Оркестр уже заиграл увертюру, специально написанную для открытия композитором Ильинским… Еще каких-нибудь пять — десять минут, и все эти «любители» и эта молодежь, только что окончившая театральную школу, предстанут перед аудиторией неведомой, загадочной и, по слухам, не очень дружелюбной. Шептунов и недоброжелателей предполагалось немало в зрительном зале. И это остро чувствовалось всеми, кто находился по ту сторону оркестра, за занавесом, на сцене.

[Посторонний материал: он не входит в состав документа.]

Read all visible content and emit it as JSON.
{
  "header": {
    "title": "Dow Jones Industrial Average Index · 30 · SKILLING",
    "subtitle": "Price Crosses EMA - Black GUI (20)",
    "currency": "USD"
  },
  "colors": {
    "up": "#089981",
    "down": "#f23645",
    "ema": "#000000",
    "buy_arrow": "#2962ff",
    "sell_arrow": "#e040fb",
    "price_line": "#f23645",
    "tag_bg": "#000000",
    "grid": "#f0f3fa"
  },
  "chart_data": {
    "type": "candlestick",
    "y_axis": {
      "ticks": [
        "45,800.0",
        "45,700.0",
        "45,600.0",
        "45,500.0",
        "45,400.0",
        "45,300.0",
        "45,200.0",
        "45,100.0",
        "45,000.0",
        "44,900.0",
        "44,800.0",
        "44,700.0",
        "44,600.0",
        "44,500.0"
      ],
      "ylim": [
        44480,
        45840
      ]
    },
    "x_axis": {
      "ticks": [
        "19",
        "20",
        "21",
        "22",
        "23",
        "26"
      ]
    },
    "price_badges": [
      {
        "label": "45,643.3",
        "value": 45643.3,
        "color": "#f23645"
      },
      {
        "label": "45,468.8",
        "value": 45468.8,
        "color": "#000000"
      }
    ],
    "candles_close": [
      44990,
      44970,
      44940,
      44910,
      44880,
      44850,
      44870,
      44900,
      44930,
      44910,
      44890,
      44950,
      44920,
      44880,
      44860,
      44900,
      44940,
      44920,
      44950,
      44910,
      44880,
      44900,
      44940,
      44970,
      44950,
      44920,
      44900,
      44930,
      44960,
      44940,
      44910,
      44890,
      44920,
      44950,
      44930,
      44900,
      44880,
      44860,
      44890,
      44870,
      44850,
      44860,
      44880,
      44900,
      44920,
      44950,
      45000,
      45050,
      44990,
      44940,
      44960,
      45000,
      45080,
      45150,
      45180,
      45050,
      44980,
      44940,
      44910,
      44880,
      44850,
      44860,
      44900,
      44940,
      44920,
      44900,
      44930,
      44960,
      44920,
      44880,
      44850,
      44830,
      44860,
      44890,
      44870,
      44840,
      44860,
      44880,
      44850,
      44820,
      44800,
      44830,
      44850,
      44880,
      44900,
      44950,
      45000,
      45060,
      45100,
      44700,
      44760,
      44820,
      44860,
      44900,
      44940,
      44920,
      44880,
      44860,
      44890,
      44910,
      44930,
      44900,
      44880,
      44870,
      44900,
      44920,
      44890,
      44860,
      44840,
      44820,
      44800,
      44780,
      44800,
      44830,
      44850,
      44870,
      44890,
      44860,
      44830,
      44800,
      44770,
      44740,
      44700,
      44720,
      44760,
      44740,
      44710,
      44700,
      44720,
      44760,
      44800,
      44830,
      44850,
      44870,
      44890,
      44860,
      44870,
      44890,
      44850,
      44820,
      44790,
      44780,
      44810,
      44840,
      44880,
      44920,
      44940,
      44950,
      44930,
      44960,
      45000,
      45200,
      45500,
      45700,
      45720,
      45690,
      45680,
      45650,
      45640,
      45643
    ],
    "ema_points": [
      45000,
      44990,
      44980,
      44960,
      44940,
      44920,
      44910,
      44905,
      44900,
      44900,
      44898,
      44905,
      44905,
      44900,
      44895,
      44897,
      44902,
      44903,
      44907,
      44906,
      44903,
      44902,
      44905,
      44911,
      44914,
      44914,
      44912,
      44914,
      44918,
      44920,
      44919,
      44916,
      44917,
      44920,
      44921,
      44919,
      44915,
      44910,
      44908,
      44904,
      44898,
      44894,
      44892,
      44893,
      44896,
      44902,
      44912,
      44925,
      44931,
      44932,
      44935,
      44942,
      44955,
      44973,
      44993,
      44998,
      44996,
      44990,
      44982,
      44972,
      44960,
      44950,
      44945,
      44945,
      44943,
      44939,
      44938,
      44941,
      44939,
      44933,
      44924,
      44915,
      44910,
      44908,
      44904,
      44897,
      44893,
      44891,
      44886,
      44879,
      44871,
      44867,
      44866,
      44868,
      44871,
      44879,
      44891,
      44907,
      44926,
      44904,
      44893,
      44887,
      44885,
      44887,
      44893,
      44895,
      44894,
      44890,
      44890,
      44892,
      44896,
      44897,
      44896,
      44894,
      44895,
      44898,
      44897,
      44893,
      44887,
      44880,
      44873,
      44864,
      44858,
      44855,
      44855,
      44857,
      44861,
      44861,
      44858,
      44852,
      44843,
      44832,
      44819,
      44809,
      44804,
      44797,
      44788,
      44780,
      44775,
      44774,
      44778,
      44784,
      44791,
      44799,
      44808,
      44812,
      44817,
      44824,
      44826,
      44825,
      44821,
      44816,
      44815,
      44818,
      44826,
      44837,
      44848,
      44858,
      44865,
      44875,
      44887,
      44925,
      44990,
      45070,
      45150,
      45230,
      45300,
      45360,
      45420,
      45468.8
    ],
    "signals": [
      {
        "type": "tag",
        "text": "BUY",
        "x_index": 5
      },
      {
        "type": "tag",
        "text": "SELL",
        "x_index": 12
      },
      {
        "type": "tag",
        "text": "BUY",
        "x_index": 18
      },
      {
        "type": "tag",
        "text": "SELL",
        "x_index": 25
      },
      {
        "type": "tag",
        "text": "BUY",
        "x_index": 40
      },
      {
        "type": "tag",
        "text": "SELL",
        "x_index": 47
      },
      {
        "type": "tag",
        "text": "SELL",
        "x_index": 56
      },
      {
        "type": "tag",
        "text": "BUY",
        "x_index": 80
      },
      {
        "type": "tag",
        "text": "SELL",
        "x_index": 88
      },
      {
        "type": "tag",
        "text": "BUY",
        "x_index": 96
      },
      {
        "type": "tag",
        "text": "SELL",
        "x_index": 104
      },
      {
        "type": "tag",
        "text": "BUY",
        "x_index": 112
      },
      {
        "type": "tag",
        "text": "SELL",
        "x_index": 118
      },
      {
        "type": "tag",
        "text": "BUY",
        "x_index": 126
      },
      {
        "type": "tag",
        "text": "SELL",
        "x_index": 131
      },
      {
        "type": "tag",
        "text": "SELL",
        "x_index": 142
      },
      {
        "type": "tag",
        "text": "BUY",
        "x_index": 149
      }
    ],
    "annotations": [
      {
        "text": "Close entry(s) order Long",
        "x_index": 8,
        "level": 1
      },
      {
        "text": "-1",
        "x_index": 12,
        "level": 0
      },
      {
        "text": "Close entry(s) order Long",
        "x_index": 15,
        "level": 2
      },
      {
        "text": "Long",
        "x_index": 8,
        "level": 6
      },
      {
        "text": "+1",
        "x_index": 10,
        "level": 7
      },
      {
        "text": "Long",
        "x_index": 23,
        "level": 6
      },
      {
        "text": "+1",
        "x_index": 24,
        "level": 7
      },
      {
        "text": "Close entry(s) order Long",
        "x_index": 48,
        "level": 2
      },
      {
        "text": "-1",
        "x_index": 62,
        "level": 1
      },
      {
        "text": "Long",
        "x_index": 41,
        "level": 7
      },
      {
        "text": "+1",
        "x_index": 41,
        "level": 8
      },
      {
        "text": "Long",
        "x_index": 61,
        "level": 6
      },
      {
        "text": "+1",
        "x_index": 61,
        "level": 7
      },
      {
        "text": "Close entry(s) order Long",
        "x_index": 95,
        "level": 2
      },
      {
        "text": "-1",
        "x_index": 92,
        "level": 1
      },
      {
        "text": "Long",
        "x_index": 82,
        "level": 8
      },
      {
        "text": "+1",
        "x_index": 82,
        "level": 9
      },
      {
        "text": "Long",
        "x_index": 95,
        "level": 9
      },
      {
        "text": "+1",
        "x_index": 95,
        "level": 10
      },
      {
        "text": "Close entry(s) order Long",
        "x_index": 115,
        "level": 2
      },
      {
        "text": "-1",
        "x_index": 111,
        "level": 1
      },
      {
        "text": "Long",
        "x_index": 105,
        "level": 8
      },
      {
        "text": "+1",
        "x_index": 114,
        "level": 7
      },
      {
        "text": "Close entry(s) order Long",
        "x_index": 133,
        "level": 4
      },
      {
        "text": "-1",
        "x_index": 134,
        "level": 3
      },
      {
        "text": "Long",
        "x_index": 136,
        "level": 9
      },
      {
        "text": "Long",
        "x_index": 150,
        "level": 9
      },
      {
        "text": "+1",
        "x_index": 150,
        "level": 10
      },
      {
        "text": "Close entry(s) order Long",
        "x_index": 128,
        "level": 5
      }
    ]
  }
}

«Я волновался до неприличия, — сознавался Лужский, взявший на себя одну из ответственных ролей — Ивана Петровича Шуйского в пьесе «Царь Федор». — А это разве не волнение: подергивание цепи на груди у другого Шуйского — Василия Ивановича? А Москвин, бледный под гримом, пробирающийся из-за кулис слушать увертюру: молодой, никому не ведомый, взявший на себя труднейшую роль царя Федора, остановился среди сцены и не знает, куда идти…
А Немирович-Данченко? Во фраке и белом галстуке стоит возле кулис с окаменелым лицом и чуть мигающим глазом, — разве все это не волнение? А как волновался Вишневский — Годунов, хватался то за голову, то за кушак, то хлопал ладонями по полам кафтана.
Даже Дарский, такой опытный провинциальный актер, и тот поддался общему настроению, а у него самые первые слова в пьесе: «Да, да, бояре, на это дело крепко надеюсь я». Перед выходом он повторял эту фразу на всевозможные лады, то выделяя «да, да», то «бояре», то «это», то «крепко», — и все казалось ему «не так». Он ударял рукой по близстоящему столу или подходил к одетому уже, загримированному статисту, клал ему на плечо руку и заглядывал в глаза своими близорукими глазами, опять-таки повторяя свое «да, да».